The other source of information is the ".manager" file. This is a cache
on disk of what answers the CM would give to those method calls, as an
optimization. TpConnectionManager also automatically reads .manager
files.

However, not all CMs can have a correct .manager file. For instance,
telepathy-haze can gain support for random protocols at runtime because
the user installed extra Pidgin plugins, so there's nothing we can
usefully put in the .manager file - whatever we say there, it might be
wrong because of third-party plugins.

(At the moment Haze *does* install a .manager file, but that's a bug. We
only do that for compatibility with old Telepathy infrastructure where
the .manager files were required, and it will go away at some point.)

So:

* TpCM automatically reads .manager files if they exist, without library user
  intervention

* TpCM opportunistically calls methods on CMs if they happen to be running
  anyway, without library user intervention

* Introspection always looks asynchronous (either via idle callbacks or
  D-Bus calls) just to make it vaguely consistent, since the D-Bus calls
  should always be asynchronous in any case

* TpCM doesn't automatically activate CMs that aren't running, unless the
  library user specifically asks it to (to avoid the CPU/memory cost of
  running all the CMs in the world by mistake)

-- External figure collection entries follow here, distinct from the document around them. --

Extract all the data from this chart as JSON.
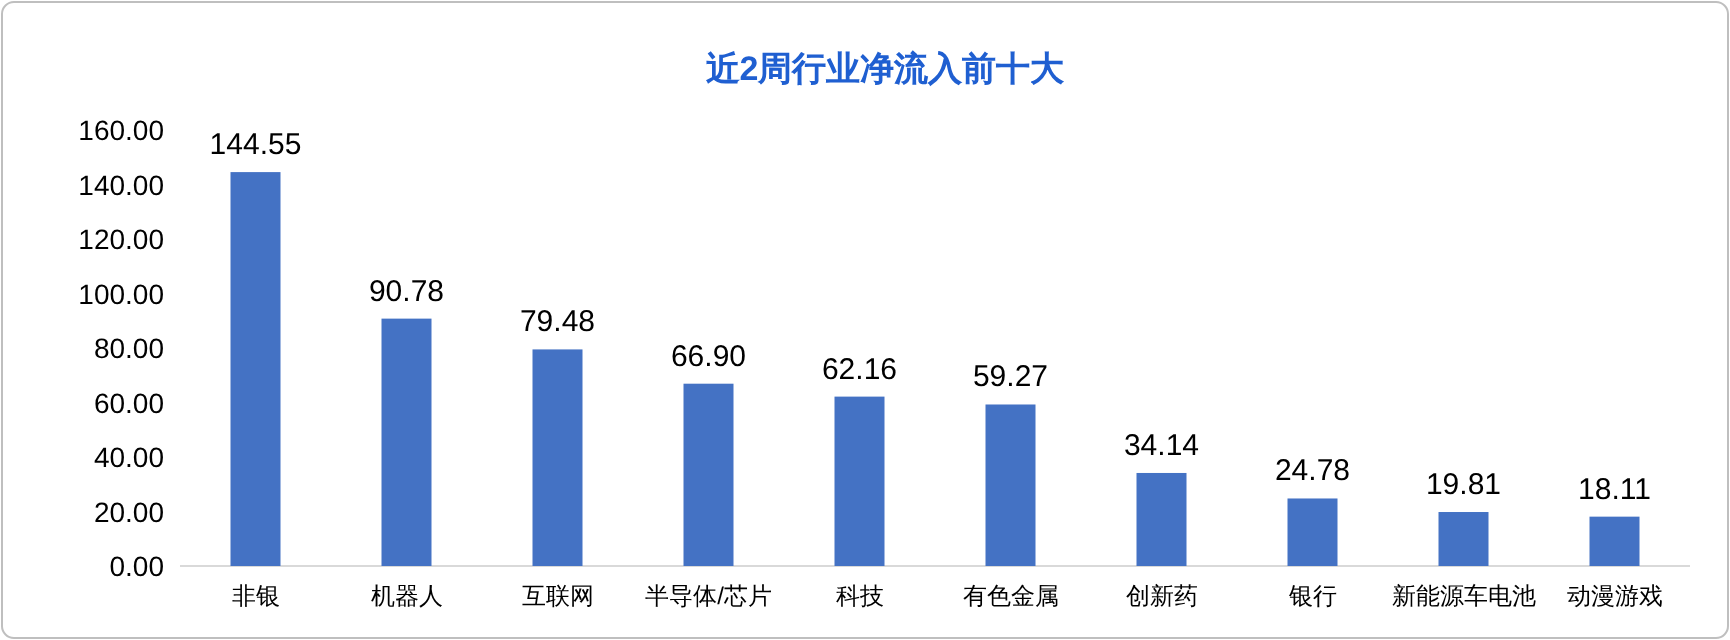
{
  "chart_data": {
    "type": "bar",
    "title": "近2周行业净流入前十大",
    "categories": [
      "非银",
      "机器人",
      "互联网",
      "半导体/芯片",
      "科技",
      "有色金属",
      "创新药",
      "银行",
      "新能源车电池",
      "动漫游戏"
    ],
    "values": [
      144.55,
      90.78,
      79.48,
      66.9,
      62.16,
      59.27,
      34.14,
      24.78,
      19.81,
      18.11
    ],
    "value_labels": [
      "144.55",
      "90.78",
      "79.48",
      "66.90",
      "62.16",
      "59.27",
      "34.14",
      "24.78",
      "19.81",
      "18.11"
    ],
    "color": "#4472c4",
    "ylim": [
      0,
      160
    ],
    "yticks": [
      {
        "value": 0,
        "label": "0.00"
      },
      {
        "value": 20,
        "label": "20.00"
      },
      {
        "value": 40,
        "label": "40.00"
      },
      {
        "value": 60,
        "label": "60.00"
      },
      {
        "value": 80,
        "label": "80.00"
      },
      {
        "value": 100,
        "label": "100.00"
      },
      {
        "value": 120,
        "label": "120.00"
      },
      {
        "value": 140,
        "label": "140.00"
      },
      {
        "value": 160,
        "label": "160.00"
      }
    ],
    "grid": false
  }
}
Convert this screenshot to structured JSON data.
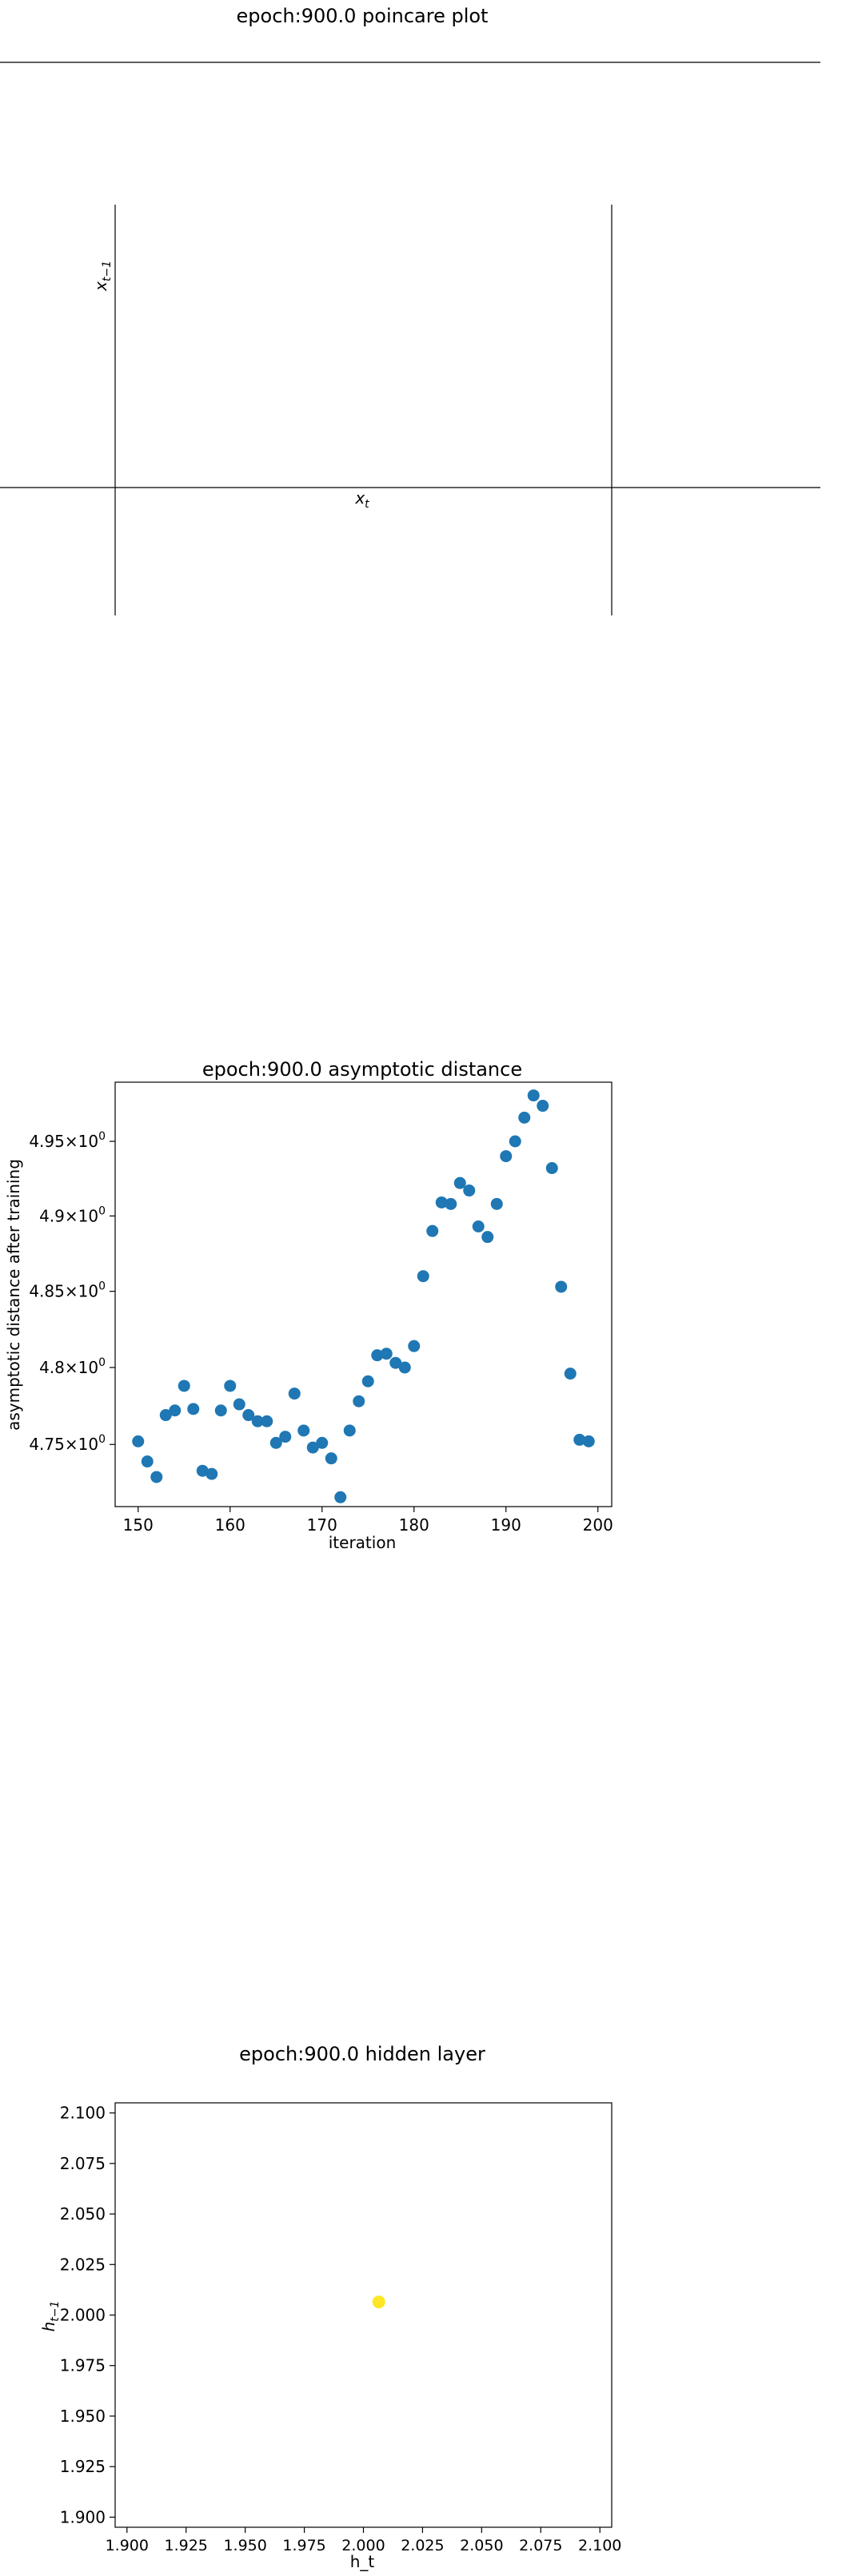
{
  "chart_data": [
    {
      "type": "line",
      "title": "epoch:900.0 poincare plot",
      "xlabel_base": "x",
      "xlabel_sub": "t",
      "ylabel_base": "x",
      "ylabel_sub": "t−1",
      "series": []
    },
    {
      "type": "scatter",
      "title": "epoch:900.0 asymptotic distance",
      "xlabel": "iteration",
      "ylabel": "asymptotic distance after training",
      "y_scale": "log",
      "color": "#1f77b4",
      "xlim": [
        147.5,
        201.5
      ],
      "ylim": [
        4.71,
        4.99
      ],
      "xticks": [
        150,
        160,
        170,
        180,
        190,
        200
      ],
      "xtick_labels": [
        "150",
        "160",
        "170",
        "180",
        "190",
        "200"
      ],
      "yticks": [
        4.75,
        4.8,
        4.85,
        4.9,
        4.95
      ],
      "ytick_mantissas": [
        "4.75",
        "4.8",
        "4.85",
        "4.9",
        "4.95"
      ],
      "ytick_times": "×",
      "ytick_base": "10",
      "ytick_exponent": "0",
      "x": [
        150,
        151,
        152,
        153,
        154,
        155,
        156,
        157,
        158,
        159,
        160,
        161,
        162,
        163,
        164,
        165,
        166,
        167,
        168,
        169,
        170,
        171,
        172,
        173,
        174,
        175,
        176,
        177,
        178,
        179,
        180,
        181,
        182,
        183,
        184,
        185,
        186,
        187,
        188,
        189,
        190,
        191,
        192,
        193,
        194,
        195,
        196,
        197,
        198,
        199
      ],
      "y": [
        4.752,
        4.739,
        4.729,
        4.769,
        4.772,
        4.788,
        4.773,
        4.733,
        4.731,
        4.772,
        4.788,
        4.776,
        4.769,
        4.765,
        4.765,
        4.751,
        4.755,
        4.783,
        4.759,
        4.748,
        4.751,
        4.741,
        4.716,
        4.759,
        4.778,
        4.791,
        4.808,
        4.809,
        4.803,
        4.8,
        4.814,
        4.86,
        4.89,
        4.909,
        4.908,
        4.922,
        4.917,
        4.893,
        4.886,
        4.908,
        4.94,
        4.95,
        4.966,
        4.981,
        4.974,
        4.932,
        4.853,
        4.796,
        4.753,
        4.752
      ]
    },
    {
      "type": "scatter",
      "title": "epoch:900.0 hidden layer",
      "xlabel": "h_t",
      "ylabel_base": "h",
      "ylabel_sub": "t−1",
      "color": "#fde725",
      "xlim": [
        1.895,
        2.105
      ],
      "ylim": [
        1.895,
        2.105
      ],
      "xticks": [
        1.9,
        1.925,
        1.95,
        1.975,
        2.0,
        2.025,
        2.05,
        2.075,
        2.1
      ],
      "xtick_labels": [
        "1.900",
        "1.925",
        "1.950",
        "1.975",
        "2.000",
        "2.025",
        "2.050",
        "2.075",
        "2.100"
      ],
      "yticks": [
        1.9,
        1.925,
        1.95,
        1.975,
        2.0,
        2.025,
        2.05,
        2.075,
        2.1
      ],
      "ytick_labels": [
        "1.900",
        "1.925",
        "1.950",
        "1.975",
        "2.000",
        "2.025",
        "2.050",
        "2.075",
        "2.100"
      ],
      "x": [
        2.0065
      ],
      "y": [
        2.0065
      ]
    }
  ]
}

> 2. Various documentation mentions that the connection manager must be
> activated or running. What do these terms actually mean? Is activated ==
> running? If so, can we just use one term?

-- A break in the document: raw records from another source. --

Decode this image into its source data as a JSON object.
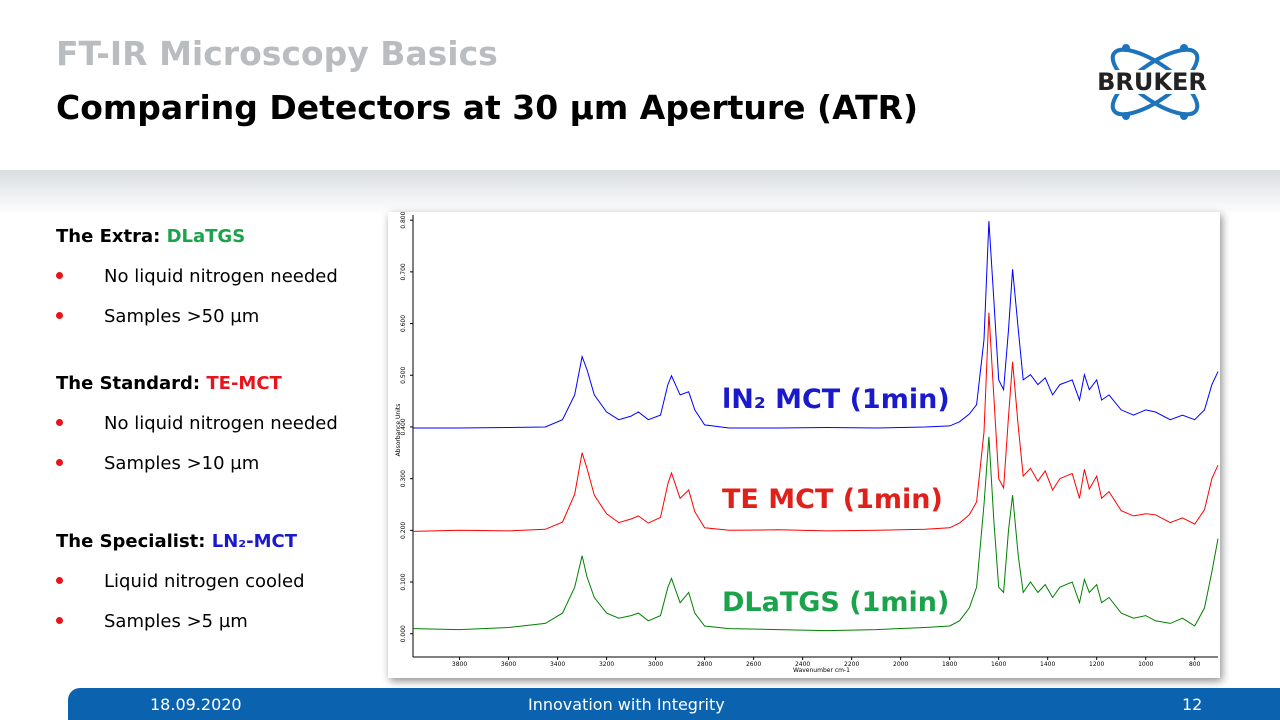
{
  "header": {
    "subtitle": "FT-IR Microscopy Basics",
    "title": "Comparing Detectors at 30 µm Aperture (ATR)",
    "logo": "BRUKER"
  },
  "sections": [
    {
      "label": "The Extra:",
      "detector": "DLaTGS",
      "color": "#1aa34a",
      "bullets": [
        "No liquid nitrogen needed",
        "Samples >50 µm"
      ]
    },
    {
      "label": "The Standard:",
      "detector": "TE-MCT",
      "color": "#e8141b",
      "bullets": [
        "No liquid nitrogen needed",
        "Samples >10 µm"
      ]
    },
    {
      "label": "The Specialist:",
      "detector": "LN₂-MCT",
      "color": "#1a1acc",
      "bullets": [
        "Liquid nitrogen cooled",
        "Samples >5 µm"
      ]
    }
  ],
  "chart_data": {
    "type": "line",
    "x_label": "Wavenumber cm-1",
    "y_label": "Absorbance Units",
    "x": [
      3990,
      3800,
      3600,
      3450,
      3380,
      3330,
      3300,
      3280,
      3250,
      3200,
      3150,
      3100,
      3070,
      3030,
      2980,
      2950,
      2935,
      2900,
      2865,
      2840,
      2800,
      2700,
      2500,
      2300,
      2100,
      1900,
      1800,
      1760,
      1720,
      1690,
      1660,
      1640,
      1620,
      1600,
      1580,
      1560,
      1543,
      1520,
      1500,
      1470,
      1440,
      1410,
      1380,
      1350,
      1300,
      1270,
      1250,
      1230,
      1200,
      1180,
      1150,
      1100,
      1050,
      1000,
      960,
      900,
      850,
      800,
      760,
      730,
      705
    ],
    "series": [
      {
        "name": "lN₂ MCT (1min)",
        "color": "#0000ff",
        "label_color": "#1a1acc",
        "values": [
          0.398,
          0.398,
          0.399,
          0.4,
          0.414,
          0.462,
          0.536,
          0.511,
          0.462,
          0.429,
          0.414,
          0.421,
          0.429,
          0.414,
          0.423,
          0.482,
          0.499,
          0.462,
          0.468,
          0.433,
          0.404,
          0.398,
          0.398,
          0.399,
          0.398,
          0.4,
          0.402,
          0.41,
          0.425,
          0.443,
          0.569,
          0.798,
          0.647,
          0.491,
          0.472,
          0.588,
          0.705,
          0.588,
          0.491,
          0.501,
          0.482,
          0.495,
          0.462,
          0.482,
          0.491,
          0.452,
          0.501,
          0.472,
          0.491,
          0.452,
          0.462,
          0.433,
          0.423,
          0.433,
          0.429,
          0.414,
          0.423,
          0.414,
          0.433,
          0.482,
          0.507
        ]
      },
      {
        "name": "TE MCT (1min)",
        "color": "#ff0000",
        "label_color": "#e0201b",
        "values": [
          0.198,
          0.2,
          0.199,
          0.202,
          0.216,
          0.27,
          0.35,
          0.32,
          0.268,
          0.232,
          0.215,
          0.222,
          0.228,
          0.214,
          0.225,
          0.29,
          0.311,
          0.262,
          0.278,
          0.236,
          0.205,
          0.2,
          0.201,
          0.199,
          0.2,
          0.202,
          0.205,
          0.214,
          0.23,
          0.255,
          0.39,
          0.621,
          0.46,
          0.3,
          0.282,
          0.42,
          0.526,
          0.4,
          0.305,
          0.32,
          0.295,
          0.315,
          0.278,
          0.3,
          0.31,
          0.262,
          0.318,
          0.28,
          0.305,
          0.262,
          0.275,
          0.238,
          0.228,
          0.232,
          0.23,
          0.215,
          0.224,
          0.212,
          0.24,
          0.3,
          0.326
        ]
      },
      {
        "name": "DLaTGS (1min)",
        "color": "#008000",
        "label_color": "#1aa34a",
        "values": [
          0.01,
          0.008,
          0.012,
          0.02,
          0.04,
          0.09,
          0.151,
          0.11,
          0.07,
          0.04,
          0.03,
          0.035,
          0.04,
          0.025,
          0.035,
          0.09,
          0.107,
          0.06,
          0.08,
          0.04,
          0.015,
          0.01,
          0.008,
          0.006,
          0.008,
          0.012,
          0.015,
          0.025,
          0.05,
          0.09,
          0.25,
          0.381,
          0.22,
          0.09,
          0.08,
          0.2,
          0.268,
          0.15,
          0.08,
          0.1,
          0.08,
          0.095,
          0.07,
          0.09,
          0.1,
          0.06,
          0.105,
          0.08,
          0.095,
          0.06,
          0.07,
          0.04,
          0.03,
          0.035,
          0.025,
          0.02,
          0.03,
          0.015,
          0.05,
          0.12,
          0.184
        ]
      }
    ],
    "xlim": [
      3990,
      705
    ],
    "xticks": [
      3800,
      3600,
      3400,
      3200,
      3000,
      2800,
      2600,
      2400,
      2200,
      2000,
      1800,
      1600,
      1400,
      1200,
      1000,
      800
    ],
    "ylim": [
      -0.045,
      0.81
    ],
    "yticks": [
      {
        "value": 0,
        "label": "0.000"
      },
      {
        "value": 0.1,
        "label": "0.100"
      },
      {
        "value": 0.2,
        "label": "0.200"
      },
      {
        "value": 0.3,
        "label": "0.300"
      },
      {
        "value": 0.4,
        "label": "0.400"
      },
      {
        "value": 0.5,
        "label": "0.500"
      },
      {
        "value": 0.6,
        "label": "0.600"
      },
      {
        "value": 0.7,
        "label": "0.700"
      },
      {
        "value": 0.8,
        "label": "0.800"
      }
    ]
  },
  "footer": {
    "date": "18.09.2020",
    "slogan": "Innovation with Integrity",
    "page": "12"
  }
}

The connection manager must be running (adjective). The way to ensure
that it is running is to activate it (verb). I hope I've been consistent
about that; if not, patches welcome.

> 3. Introspection seems to happen soon after activation (for instance,
> when we call tp_connection_manager_activate()
> http://library.gnome.org/devel/telepathy-glib/unstable/telepathy-glib-connection-manager.html#tp-connection-manager-activate
> But the documentation suggests that that function will have no effect if
> the connection manager is already activated. So how can I do
> introspection in that case?

It's done automatically; between the point when introspection finishes
and the point when the CM process exits, the introspected data is
guaranteed to be up to date (it can't change during runtime). So, you
don't need to re-trigger introspection if it has already happens.

(If the CM exits and is run again, re-introspection is probably a good
idea, since it might have different plugins or compile options this time.